Wyświetl Pojedyńczy Post
Stary 19-01-2016, 18:27   #23
ObywatelGranit
 
ObywatelGranit's Avatar
 
Reputacja: 1 ObywatelGranit jest jak niezastąpione światło przewodnieObywatelGranit jest jak niezastąpione światło przewodnieObywatelGranit jest jak niezastąpione światło przewodnieObywatelGranit jest jak niezastąpione światło przewodnieObywatelGranit jest jak niezastąpione światło przewodnieObywatelGranit jest jak niezastąpione światło przewodnieObywatelGranit jest jak niezastąpione światło przewodnieObywatelGranit jest jak niezastąpione światło przewodnieObywatelGranit jest jak niezastąpione światło przewodnieObywatelGranit jest jak niezastąpione światło przewodnieObywatelGranit jest jak niezastąpione światło przewodnie
Minęło zaledwie parę godzin od podjęcia pracy dla Courteza, a cień już pojawił się na jej drodze. Z milczeniem przyglądała się zwłokom mężczyzny. Odór kilkunastodniowego, rozkładającego się trupa był bardziej niż drażniący, jednak Janella potrafiła zachować równowagę. Pozwoliła działać towarzyszącym jej mężczyznom, wiedząc, że jej zdolności na wiele się tu nie przydadzą. Przez całą dotychczasową drogę uważnie przyglądała się Grigorowi, lecz teraz to Markus miał okazję wykazać się cenną wiedzą. Przykucnęła obok kapłana Oghmy, uważnie spoglądając mu ręce. Nie było to pierwsze ciało na jakie się natknęła, ale obserwowanie śmierci z tak niewielkiej odległości zawsze pozostawia na człowieku piętno.

Przez dłuższy czas pozostawała w ciszy, nie chcąc zdekoncentrować Markusa.
- Nie wiem czy to istotne, ale zwróćcie uwagę, że ten mężczyzna jest półnagi. Przed śmiercią rozebrał się sam, albo ktoś uczynił to za niego. Jeżeli przyjmiemy pierwszy wariant, możemy uznać, że umarł podczas odpoczynku. Nic jednak na to nie wskazuje - nie widać śladów obozowiska, resztek jedzenia, ubrań, popiołów po ognisku. Jeżeli przyjmiemy drugi z wariantów, mógł paść ofiarą rabunku. Napastnicy - bądź napastnik, zdarli z niego wszystko, łącznie z przysłowiową ostatnią koszulą. Nie ma tu jednak śladów walki, krwi, widocznych ran. Podejrzewam, że mógł skonać gdzie indziej, a sprawca jedynie podrzucił ciało do jaskini.
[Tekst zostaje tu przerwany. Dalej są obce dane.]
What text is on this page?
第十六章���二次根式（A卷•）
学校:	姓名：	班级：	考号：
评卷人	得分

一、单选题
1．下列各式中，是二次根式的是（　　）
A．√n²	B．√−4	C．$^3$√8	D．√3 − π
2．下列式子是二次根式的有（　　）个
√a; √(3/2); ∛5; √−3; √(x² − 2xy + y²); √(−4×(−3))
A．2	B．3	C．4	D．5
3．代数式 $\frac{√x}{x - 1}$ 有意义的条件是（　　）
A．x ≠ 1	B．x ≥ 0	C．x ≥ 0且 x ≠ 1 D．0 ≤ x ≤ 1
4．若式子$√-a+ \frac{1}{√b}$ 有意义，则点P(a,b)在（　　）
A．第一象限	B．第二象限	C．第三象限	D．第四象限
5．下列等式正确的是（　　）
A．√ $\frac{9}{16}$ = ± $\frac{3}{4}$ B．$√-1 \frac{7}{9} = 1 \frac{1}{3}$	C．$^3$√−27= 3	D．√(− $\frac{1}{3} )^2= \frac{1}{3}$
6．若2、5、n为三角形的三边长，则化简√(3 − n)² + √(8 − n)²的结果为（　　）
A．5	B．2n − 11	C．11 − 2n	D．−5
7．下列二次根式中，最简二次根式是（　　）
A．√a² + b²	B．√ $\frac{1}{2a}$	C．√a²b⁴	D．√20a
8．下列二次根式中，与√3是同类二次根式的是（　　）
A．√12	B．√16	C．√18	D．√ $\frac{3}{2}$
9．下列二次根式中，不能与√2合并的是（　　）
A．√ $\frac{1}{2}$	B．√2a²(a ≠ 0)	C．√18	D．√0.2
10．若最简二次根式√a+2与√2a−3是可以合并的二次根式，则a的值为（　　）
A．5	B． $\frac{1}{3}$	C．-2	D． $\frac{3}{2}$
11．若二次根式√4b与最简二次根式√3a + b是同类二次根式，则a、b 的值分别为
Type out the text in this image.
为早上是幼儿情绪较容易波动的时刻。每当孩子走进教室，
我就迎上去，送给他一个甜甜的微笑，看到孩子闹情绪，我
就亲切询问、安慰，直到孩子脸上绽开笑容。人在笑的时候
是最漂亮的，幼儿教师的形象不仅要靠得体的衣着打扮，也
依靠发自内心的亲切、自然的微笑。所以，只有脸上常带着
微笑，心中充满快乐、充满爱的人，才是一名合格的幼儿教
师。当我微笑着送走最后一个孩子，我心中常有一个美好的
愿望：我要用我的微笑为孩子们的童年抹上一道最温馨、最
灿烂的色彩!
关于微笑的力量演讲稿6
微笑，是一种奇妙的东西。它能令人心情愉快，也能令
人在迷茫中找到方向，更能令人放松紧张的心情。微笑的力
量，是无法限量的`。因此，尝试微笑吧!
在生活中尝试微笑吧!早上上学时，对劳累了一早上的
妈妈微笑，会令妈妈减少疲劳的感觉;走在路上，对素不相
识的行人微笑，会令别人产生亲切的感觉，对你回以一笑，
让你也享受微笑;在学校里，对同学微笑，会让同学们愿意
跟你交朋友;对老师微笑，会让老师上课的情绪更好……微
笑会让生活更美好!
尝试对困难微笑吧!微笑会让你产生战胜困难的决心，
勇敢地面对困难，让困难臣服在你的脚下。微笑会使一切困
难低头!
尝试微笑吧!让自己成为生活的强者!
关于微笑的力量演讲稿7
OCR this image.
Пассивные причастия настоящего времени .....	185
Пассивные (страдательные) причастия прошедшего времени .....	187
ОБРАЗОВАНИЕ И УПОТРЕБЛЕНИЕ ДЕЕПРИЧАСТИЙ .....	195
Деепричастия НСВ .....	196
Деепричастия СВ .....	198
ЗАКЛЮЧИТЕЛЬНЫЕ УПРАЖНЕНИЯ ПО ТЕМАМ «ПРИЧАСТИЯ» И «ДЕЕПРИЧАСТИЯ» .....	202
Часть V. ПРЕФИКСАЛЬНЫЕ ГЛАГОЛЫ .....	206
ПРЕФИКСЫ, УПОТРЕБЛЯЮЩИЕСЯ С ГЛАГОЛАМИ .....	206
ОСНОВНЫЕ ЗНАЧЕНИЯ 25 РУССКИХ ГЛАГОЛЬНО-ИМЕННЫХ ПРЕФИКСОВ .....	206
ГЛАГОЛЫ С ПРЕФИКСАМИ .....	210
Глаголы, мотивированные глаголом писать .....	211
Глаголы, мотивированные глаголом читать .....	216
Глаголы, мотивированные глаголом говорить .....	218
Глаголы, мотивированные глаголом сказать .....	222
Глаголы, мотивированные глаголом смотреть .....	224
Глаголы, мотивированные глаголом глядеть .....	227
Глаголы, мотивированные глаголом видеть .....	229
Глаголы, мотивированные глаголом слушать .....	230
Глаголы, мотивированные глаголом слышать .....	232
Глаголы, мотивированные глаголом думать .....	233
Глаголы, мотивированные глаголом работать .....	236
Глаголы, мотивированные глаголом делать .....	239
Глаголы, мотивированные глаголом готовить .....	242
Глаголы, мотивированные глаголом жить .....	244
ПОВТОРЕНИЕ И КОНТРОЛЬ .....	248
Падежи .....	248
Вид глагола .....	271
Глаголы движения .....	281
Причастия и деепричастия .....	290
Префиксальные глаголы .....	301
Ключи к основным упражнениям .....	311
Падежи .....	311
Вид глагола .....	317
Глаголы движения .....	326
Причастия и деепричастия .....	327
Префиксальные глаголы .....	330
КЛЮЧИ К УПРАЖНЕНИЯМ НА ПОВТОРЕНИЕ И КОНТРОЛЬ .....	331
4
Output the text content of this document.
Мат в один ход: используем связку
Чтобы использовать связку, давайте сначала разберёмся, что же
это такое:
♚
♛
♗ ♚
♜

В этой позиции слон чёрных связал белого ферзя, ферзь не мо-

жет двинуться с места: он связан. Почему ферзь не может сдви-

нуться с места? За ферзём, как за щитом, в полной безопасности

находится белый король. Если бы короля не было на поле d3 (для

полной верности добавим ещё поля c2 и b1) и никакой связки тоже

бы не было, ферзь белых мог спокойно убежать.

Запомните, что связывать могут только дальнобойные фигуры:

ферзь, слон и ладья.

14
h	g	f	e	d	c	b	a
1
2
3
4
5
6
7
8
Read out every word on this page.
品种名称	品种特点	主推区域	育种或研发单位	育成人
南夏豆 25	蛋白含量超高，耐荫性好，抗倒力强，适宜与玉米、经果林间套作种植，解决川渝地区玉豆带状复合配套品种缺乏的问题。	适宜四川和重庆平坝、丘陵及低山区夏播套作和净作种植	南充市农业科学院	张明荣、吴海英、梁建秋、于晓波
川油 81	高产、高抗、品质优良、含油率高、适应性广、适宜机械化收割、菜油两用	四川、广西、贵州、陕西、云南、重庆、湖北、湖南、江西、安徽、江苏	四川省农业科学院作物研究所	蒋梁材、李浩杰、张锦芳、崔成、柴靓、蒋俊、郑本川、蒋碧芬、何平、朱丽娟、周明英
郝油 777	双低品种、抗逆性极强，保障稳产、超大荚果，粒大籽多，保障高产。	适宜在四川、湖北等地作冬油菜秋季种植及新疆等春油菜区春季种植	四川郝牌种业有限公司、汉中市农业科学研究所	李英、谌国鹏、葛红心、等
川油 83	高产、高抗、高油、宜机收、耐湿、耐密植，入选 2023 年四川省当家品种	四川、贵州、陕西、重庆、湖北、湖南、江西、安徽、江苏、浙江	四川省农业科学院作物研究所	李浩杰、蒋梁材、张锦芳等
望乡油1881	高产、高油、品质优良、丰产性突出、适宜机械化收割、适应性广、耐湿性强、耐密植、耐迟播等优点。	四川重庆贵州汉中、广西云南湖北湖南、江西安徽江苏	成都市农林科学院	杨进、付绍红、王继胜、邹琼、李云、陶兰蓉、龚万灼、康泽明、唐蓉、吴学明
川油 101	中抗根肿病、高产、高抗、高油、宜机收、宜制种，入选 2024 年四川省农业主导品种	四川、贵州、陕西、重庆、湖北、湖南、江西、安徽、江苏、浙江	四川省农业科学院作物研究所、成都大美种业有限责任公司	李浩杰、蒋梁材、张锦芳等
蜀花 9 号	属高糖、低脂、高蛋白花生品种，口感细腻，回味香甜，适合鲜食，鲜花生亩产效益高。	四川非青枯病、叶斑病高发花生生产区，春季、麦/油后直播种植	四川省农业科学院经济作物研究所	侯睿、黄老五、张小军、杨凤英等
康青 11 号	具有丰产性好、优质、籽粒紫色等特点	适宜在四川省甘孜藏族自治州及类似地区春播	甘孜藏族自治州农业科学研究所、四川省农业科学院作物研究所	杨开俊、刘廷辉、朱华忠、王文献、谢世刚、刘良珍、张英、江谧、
Kobieta dokładnie przyjrzała się twarzy mężczyzny, starając się odnotować w pamięci najważniejsze szczegóły.
- Nie powinniśmy zignorować tego znaleziska. Z jednej strony może ono mieć jakiś związek z dziewczynką, której poszukujemy, a z drugiej, tego człowieka może ktoś poszukiwać.

Wyprostowała się, strzepując pył z kolan:
- Kiedy skończymy przeszukiwać to miejsce, powinniśmy wrócić do miasta i poinformować straż. Może przy okazji uda nam się czegoś dowiedzieć o innych zaginięciach.